The articles in this series reflect the final individual chapters of the EHC Methods Guide for Comparative Effectiveness Reviews. Written by AHRQ Evidence-based Practice Center investigators with the intention of improving both consistency and transparency in the EHC program, they were initially posted as one draft document for public comment on the EHC Web site in late 2007 and have been revised in response to public comment. Where there is an inadequate empiric evidence base, the articles review the existing guidance produced by different organizations and collaborations and build on these activities, focusing on issues specific to conducting Comparative Effectiveness Reviews. As the research methodologies develop, the EHC Program will continue to assess the need to update the current Methods Guide for Comparative Effectiveness Reviews.

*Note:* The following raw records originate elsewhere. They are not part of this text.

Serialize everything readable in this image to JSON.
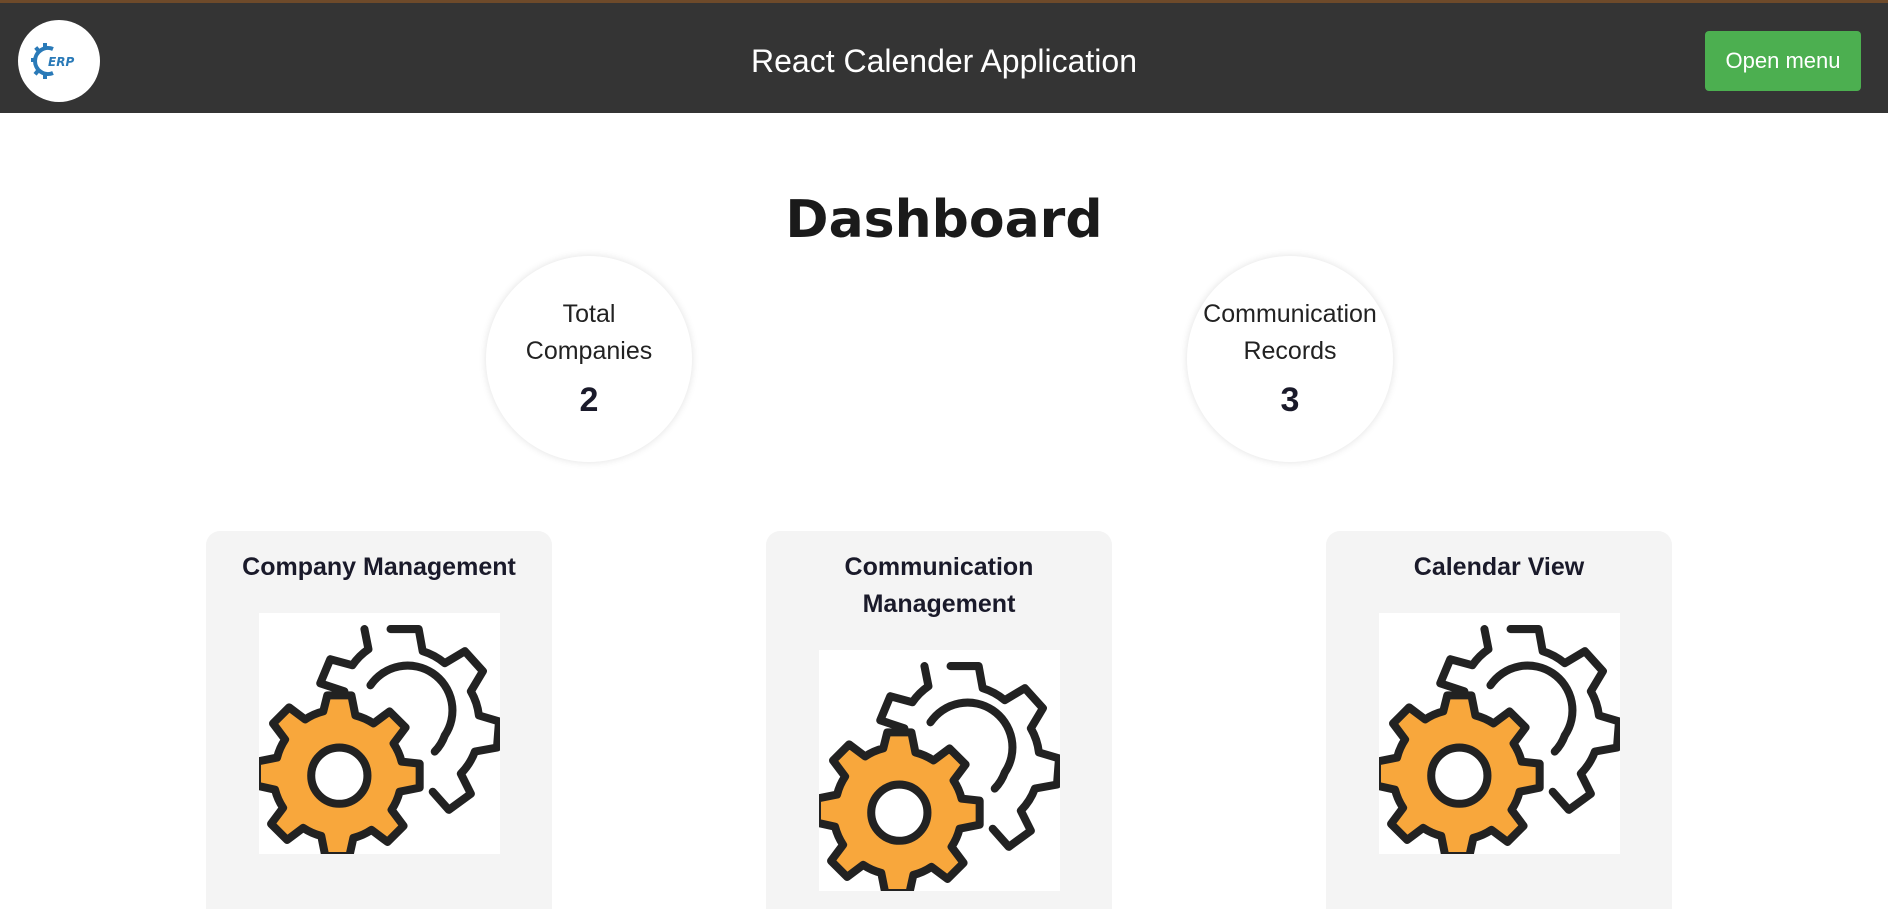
{
  "header": {
    "logo_text": "ERP",
    "title": "React Calender Application",
    "menu_button_label": "Open menu"
  },
  "dashboard": {
    "title": "Dashboard",
    "stats": [
      {
        "label": "Total Companies",
        "value": "2"
      },
      {
        "label": "Communication Records",
        "value": "3"
      }
    ],
    "cards": [
      {
        "title": "Company Management",
        "icon": "gears-icon"
      },
      {
        "title": "Communication Management",
        "icon": "gears-icon"
      },
      {
        "title": "Calendar View",
        "icon": "gears-icon"
      }
    ]
  },
  "colors": {
    "header_bg": "#343434",
    "menu_button": "#4caf50",
    "gear_orange": "#f8a73c",
    "card_bg": "#f4f4f4"
  }
}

Building a stronger empiric base for methods will increase transparency and consistency within and among the various groups that produce reviews of comparative effectiveness. In areas where empiric research is lacking, collaboration is paramount to determine best practices and to set a methods research agenda. Uniform guidance based on validated methods is essential to providing quality and consistent evidence for patients, clinicians, and policymakers, no matter where they live.
References
1. Kaiser Family Foundation. Healthcare Spending in the United States and OECD Countries. Available at https://www.kff.org/. Accessed January 2007.
2. Congress of the United States, Congressional Budget Office. The Long-Term Outlook for Health Care Spending. Available at: https://www.cbo.gov/ftpdocs/87xx/doc8758/11-13-LT-Health.pdf. Accessed November 2007.
3. Medicare Prescription Drug, Improvement, and Modernization Act of 2008. Sec. 1013. Research on Outcomes of Health Care and Services. Public Law 108-173. 108th Congress.
4. Atkins D, Fink K, Slutsky J. Better information for better health care: the Evidence-based Practice Center Program and the Agency for Healthcare Research and Quality. Ann Intern Med 2005;142:1035-41.